Local Authorities Sue Gas Station for Selling Synthetic Pot

Law enforcement officials say this gas station sold synthetic pot behind the store through a hole in a wall.
Law enforcement officials say this gas station sold synthetic pot behind the store through a hole in a wall.

A Pasadena gas station is being sued for allegedly selling illegal synthetic marijuana, according to a Harris County press release.  

Citing the Texas Deceptive Trade Practices Consumer Protection Act, the State of Texas and the City of Houston have filed a restraining order and a lawsuit against Layth Omran, the owner of a Phillips 66 gas station allegedly caught selling "Kush," a type of synthetic pot that mimics the effects of marijuana but is much more dangerous. The lawsuit alleges the store's "Kush" was improperly labeled.

"While the product may be labeled 'not for human consumption,' that is exactly how it is intended to be used," according to a press release from Harris County Attorney Vince Ryan, who's worked with state and local officials to target businesses peddling synthetic pot. "Ingesting these substances can cause paranoia, psychotic episodes, hallucinations and suicidal thoughts. Persons who have ingested Kush have become violent and have suffered paralysis, brain damage, heart attacks and even death."

The gas station sits along the South Loop Freeway in Pasadena, just down the block from a middle school and about half a mile from two elementary schools. According to the press release, a gas station clerk admitted to selling about 50 to 75 packets of "Kush" per day, and HPD suspects store workers actually sold the stuff to customers through a whole in a wall in the back of the gas station. 
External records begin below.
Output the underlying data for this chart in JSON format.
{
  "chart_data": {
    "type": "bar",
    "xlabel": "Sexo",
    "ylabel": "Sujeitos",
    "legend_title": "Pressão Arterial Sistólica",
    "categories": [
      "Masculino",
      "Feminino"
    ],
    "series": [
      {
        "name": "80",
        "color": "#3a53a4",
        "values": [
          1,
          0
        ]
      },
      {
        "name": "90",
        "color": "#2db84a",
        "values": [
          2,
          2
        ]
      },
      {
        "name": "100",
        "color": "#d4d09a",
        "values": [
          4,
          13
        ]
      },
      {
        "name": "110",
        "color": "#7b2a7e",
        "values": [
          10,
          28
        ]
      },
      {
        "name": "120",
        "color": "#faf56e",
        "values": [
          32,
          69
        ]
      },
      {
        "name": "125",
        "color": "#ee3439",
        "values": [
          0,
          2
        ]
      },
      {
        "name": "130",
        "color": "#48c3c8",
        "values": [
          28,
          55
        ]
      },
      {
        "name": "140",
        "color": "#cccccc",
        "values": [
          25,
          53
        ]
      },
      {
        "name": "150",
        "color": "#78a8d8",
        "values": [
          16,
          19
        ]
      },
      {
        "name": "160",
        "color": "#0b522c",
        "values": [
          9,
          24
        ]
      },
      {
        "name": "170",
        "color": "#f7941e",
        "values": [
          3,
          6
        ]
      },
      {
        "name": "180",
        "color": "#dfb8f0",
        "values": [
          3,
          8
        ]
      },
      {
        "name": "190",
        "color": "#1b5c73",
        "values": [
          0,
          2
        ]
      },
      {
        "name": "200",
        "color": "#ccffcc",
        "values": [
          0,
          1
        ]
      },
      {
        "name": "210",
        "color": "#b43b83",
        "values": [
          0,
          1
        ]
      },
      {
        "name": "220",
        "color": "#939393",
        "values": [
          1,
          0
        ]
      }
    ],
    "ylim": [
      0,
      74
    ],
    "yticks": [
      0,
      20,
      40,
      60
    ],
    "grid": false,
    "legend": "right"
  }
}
This isn't the first time the Deceptive Trade Practices Consumer Protection Act has been creatively used to crack down on stores selling synthetic pot — in June, we reported that four Houston-area sex shops were sued under the consumer law — but it may be among the last. Starting September 1, a new state law will ban 1,000 chemical compounds of synthetic marijuana, as the Texas Tribune reported this week. That means stores will have trouble finding a way to legally sell synthetic pot, and law enforcement agencies will have a more straightforward path to prosecute sellers.